All these cases are fully documented and all of them are supported by substantial medical reports. The women all share a common hurt and purpose and share, too, the further pain inflicted by their exclusion under the terms of a redress scheme recommended by Judge Harding Clark. Is it Judge Harding Clark or the Minister for Health and Children who ultimately decides the terms of this publicly funded scheme? Is it a judge of the High Court or the supposedly democratically accountable Minister who makes the final determination as to who is or is not in the scheme? In this instance, in the unique and unprecedented case of Michael Neary's butchery, no woman should have been excluded. The Minister, Deputy Harney, at a meeting with Patient Focus and some of the women victims, promised that a parallel scheme would be put in place, but it never happened.

The Minister met with four of our number in this Chamber on 12 November 1998 - Deputy Johnny Brady, chairman of the Patient Focus Oireachtas support group, and Deputies James Reilly, Thomas Byrne and I. She issued her response to our appeal on behalf of the 35 cases we again represent here tonight. Her response deserves to be put on the record for its callousness alone, and I shall now read it into the record:

Dear Deputies Brady, Ó Caoláin, Byrne and Reilly,

As agreed at our meeting I have spoken to Judge Clark about extending the Redress Scheme to cover the cases mentioned by you.

Judge Clark feels strongly that there should not be an extension of the Scheme. The Scheme was designed to provide redress for cases where there was medical consensus on their egregious nature. As with all schemes there must be a cut off point.

Mary Harney, TD, Minister for Health and Children.

Judge Harding Clark "feels strongly", the Minister said. Does she, indeed? These women and their families also feel strongly and they are not alone. Standing with them and feeling just as strongly in our conviction are the combined all-party Deputies and Senators from across all the affected constituencies and beyond. We have campaigned together over several years in support of the women victims of Michael Neary, and we have neither sought, as already stated, nor created any media attention for this issue, believing that we could best serve the women's cause by quiet but persistent lobbying. We have done that at all levels, and 18 months on from the Minister, Deputy Harney's outrageous rejection, we have concluded unanimously that our campaigning must come out into the open.
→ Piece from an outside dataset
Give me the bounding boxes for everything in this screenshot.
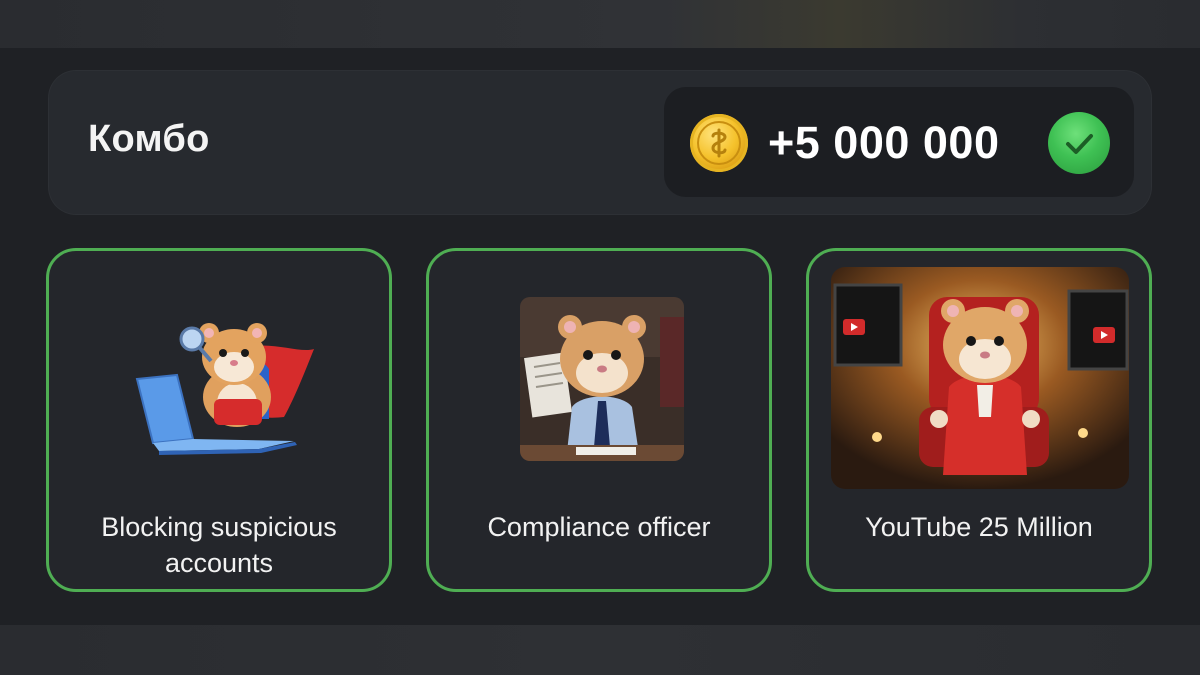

Whatever response is delivered here tonight on the Minister's behalf and in the presence of a number of Michael Neary's women victims and representatives of their campaign support group, Patient Focus - I acknowledge and appreciate its work - I again call on her to accede to this further cross-party appeal. I acknowledge the excellent work done over the years by this group of Deputies and Senators, who have played an important role in helping to secure the inquiry and then the redress scheme, and who remain united in their determination to bring this tragic episode in our country's contemporary story to a close. That can be done only if the State acknowledges and then compensates the outstanding cases we represent tonight.

To the Minister, Deputy Harney, and the Minister of State, Deputy Andrews, I say that it is time to do the right thing. I ask them to do it now.